The virtual reality system should also enable engineers to better visualize the ocean environment. “We collect a lot of data globally,” McGee said. It’s one thing to look at ocean current data, for instance on a 2-D screen in charts, but there’s not a way to actually get into it as an environment. “So the question is,” McGee said, “can we bring some of that type of data into a gaming environment and actually be able to visualize it and understand it and make it more useful to us?”
Joining DunkWorks
The stated goal of the Center for Marine Robotics is to open the oceans to humans in new ways—using advances in robotics to improve efficiency, lower costs and reduce the risks of marine operations. To do this, CMR collaborates with industry sponsors, academic partners, and key government agencies “to change the way people and machines work together in the marine environment.
“The Center is a membership research organization,” McGee said. “It’s essentially the interplay between our science and tech group here as well as the academic and industrial components of our industry. You know, our marine robotics companies, small, big—everything from startups all the way up to very large corporations.”
When it opened in 2017, DunkWorks was only available to CMR staff or members of the CMR community—that is the collective membership that supports CMR, often by funding Center projects. Now that is changing. DunkWorks is opening its doors to external members.
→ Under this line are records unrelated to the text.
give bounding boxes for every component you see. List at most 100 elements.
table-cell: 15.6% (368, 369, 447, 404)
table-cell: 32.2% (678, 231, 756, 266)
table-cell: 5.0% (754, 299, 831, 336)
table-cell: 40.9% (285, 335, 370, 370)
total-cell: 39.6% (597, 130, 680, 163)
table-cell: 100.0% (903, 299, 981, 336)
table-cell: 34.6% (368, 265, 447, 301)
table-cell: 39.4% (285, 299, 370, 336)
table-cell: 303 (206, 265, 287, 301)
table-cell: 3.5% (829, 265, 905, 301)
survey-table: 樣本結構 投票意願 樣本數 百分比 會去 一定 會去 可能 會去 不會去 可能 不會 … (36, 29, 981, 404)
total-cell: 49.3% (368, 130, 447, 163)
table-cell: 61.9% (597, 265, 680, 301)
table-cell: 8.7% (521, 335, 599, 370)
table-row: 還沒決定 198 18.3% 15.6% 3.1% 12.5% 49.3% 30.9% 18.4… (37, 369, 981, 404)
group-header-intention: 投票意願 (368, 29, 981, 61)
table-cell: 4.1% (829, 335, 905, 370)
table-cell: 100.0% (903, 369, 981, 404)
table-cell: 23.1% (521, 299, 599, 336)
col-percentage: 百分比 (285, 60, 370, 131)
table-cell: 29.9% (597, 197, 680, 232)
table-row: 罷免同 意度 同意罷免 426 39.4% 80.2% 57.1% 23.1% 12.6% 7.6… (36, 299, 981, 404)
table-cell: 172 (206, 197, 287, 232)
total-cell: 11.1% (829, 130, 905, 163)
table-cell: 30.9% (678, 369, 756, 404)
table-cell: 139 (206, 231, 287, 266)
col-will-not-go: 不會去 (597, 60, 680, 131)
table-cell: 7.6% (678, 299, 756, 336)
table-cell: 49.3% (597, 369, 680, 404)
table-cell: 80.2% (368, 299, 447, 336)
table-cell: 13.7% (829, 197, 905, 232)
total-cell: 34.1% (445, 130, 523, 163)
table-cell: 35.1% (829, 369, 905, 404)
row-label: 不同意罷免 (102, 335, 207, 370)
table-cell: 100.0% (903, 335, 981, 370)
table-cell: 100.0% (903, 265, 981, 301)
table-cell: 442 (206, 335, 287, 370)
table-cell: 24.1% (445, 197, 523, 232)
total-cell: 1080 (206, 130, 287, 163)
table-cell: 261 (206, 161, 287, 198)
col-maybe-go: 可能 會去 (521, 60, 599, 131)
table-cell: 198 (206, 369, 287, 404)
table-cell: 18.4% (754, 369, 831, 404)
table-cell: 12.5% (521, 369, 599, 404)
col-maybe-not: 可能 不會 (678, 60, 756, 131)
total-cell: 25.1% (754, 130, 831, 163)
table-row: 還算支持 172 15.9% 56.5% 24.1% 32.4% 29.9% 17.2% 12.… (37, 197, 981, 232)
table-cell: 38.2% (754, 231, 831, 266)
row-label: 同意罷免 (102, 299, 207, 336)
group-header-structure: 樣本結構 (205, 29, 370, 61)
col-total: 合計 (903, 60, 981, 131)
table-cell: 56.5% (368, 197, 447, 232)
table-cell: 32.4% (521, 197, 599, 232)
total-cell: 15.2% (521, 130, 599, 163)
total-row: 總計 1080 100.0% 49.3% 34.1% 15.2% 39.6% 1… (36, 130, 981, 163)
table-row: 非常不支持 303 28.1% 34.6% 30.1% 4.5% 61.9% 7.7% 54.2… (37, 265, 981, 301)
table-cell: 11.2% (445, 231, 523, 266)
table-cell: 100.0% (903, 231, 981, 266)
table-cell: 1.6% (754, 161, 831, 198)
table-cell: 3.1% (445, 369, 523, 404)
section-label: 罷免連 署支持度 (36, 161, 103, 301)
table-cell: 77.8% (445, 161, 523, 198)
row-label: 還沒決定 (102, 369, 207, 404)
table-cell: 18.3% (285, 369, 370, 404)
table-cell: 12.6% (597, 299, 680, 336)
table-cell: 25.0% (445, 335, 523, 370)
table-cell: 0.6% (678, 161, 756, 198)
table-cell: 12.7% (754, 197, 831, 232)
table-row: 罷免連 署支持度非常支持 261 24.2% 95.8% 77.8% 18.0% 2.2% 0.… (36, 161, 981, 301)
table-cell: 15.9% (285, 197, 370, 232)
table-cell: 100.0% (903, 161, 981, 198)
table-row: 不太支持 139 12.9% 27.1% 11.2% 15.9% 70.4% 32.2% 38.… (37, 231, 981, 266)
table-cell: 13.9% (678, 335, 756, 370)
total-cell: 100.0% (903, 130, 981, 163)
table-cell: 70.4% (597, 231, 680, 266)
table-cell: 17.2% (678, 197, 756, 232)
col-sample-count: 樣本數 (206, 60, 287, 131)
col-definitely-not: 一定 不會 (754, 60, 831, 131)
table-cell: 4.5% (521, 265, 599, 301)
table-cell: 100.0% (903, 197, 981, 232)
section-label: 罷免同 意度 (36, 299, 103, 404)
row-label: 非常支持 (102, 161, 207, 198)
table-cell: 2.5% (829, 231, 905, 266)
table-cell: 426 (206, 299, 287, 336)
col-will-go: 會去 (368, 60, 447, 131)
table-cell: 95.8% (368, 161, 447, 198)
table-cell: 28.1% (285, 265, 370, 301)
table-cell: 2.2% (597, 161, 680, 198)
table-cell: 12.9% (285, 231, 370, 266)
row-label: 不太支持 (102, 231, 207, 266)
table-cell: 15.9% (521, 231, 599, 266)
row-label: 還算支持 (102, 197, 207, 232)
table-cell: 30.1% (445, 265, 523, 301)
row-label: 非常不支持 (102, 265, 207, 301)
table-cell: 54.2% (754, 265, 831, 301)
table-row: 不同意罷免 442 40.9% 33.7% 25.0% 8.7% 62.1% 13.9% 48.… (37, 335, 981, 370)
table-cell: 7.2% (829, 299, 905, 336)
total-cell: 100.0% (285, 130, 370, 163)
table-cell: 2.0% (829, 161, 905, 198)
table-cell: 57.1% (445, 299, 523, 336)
A basic membership is $500 a month plus WHOI overhead with a minimum membership of five months. Members are also charged directly for the materials they use. That gets you open access so “you can come in and noodle and tinker,” McGee said. The only other thing (members) will have to pay for is the higher end materials if they want to use the larger 3-D printer. There’s a material cost for that because materials are, in 3-D printing, still very expensive.”
There are “no preconditions” to membership, Bellingham said.
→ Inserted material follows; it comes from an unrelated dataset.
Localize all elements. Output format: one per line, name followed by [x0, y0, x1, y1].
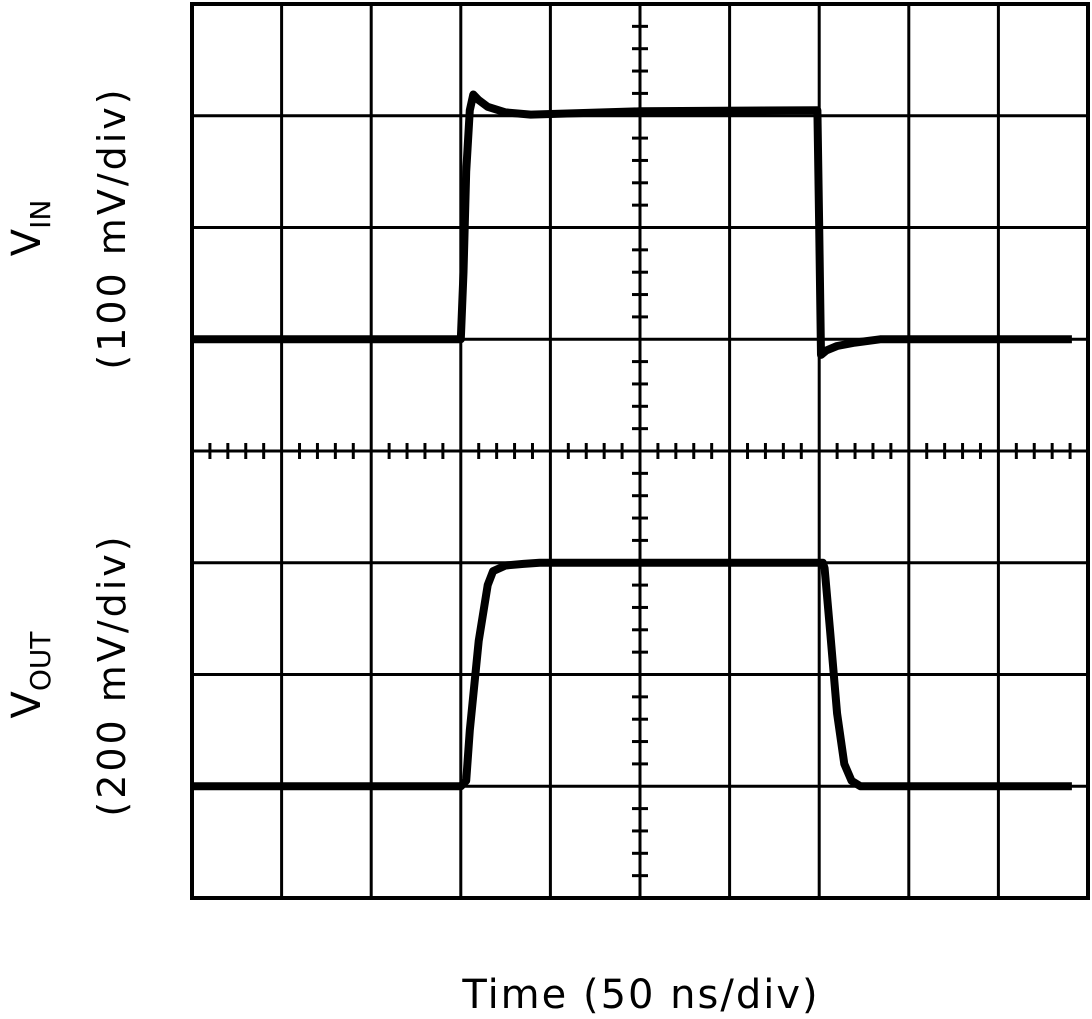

“The idea is for the Center for Marine Robotics’ smaller member companies to be given a certain amount of access to the space,” McGee said, “and then, obviously, we want to attract inventors and startups and things of that nature.”
Judson Poole, who works in WHOI’s Applied Ocean Physics & Engineering department, was on hand during the DunkWorks summer opening, milling a part to fit onto a REMUS 600 autonomous underwater vehicle.
Poole said he chose the machine he was using because it was a quick way to modify the part. If he wanted to build a piece from scratch, there was a 3-D printer he would choose instead that could do the job much faster—and it was sufficiently automated that he could do other things while it was working.
DunkWorks has hosted a biologist laser scanning and printing 3-D models of barnacles and a group of vision-impaired scientists who were discussing whether rapid 3-D printing could help them interact with and understand their datasets. Most of the current activity, however, is focused on design and prototyping.
“At the moment we have a lot of people doing kind of what we expected them to do,” Bellingham said, “which is to do rapid prototyping. They have an idea—they want to mount a camera in a pressure housing but they need to make a very complicated structure. So they come down, they do a laser scan of the camera. They have a model already of the housing. They print something up—uh oh, it doesn’t work because it interferes (with something). They fix it, they print up another one and the next one works.”
If what you want to is figure out how to fix things, and make things, and do things—“this is the place to do it,” Poole said.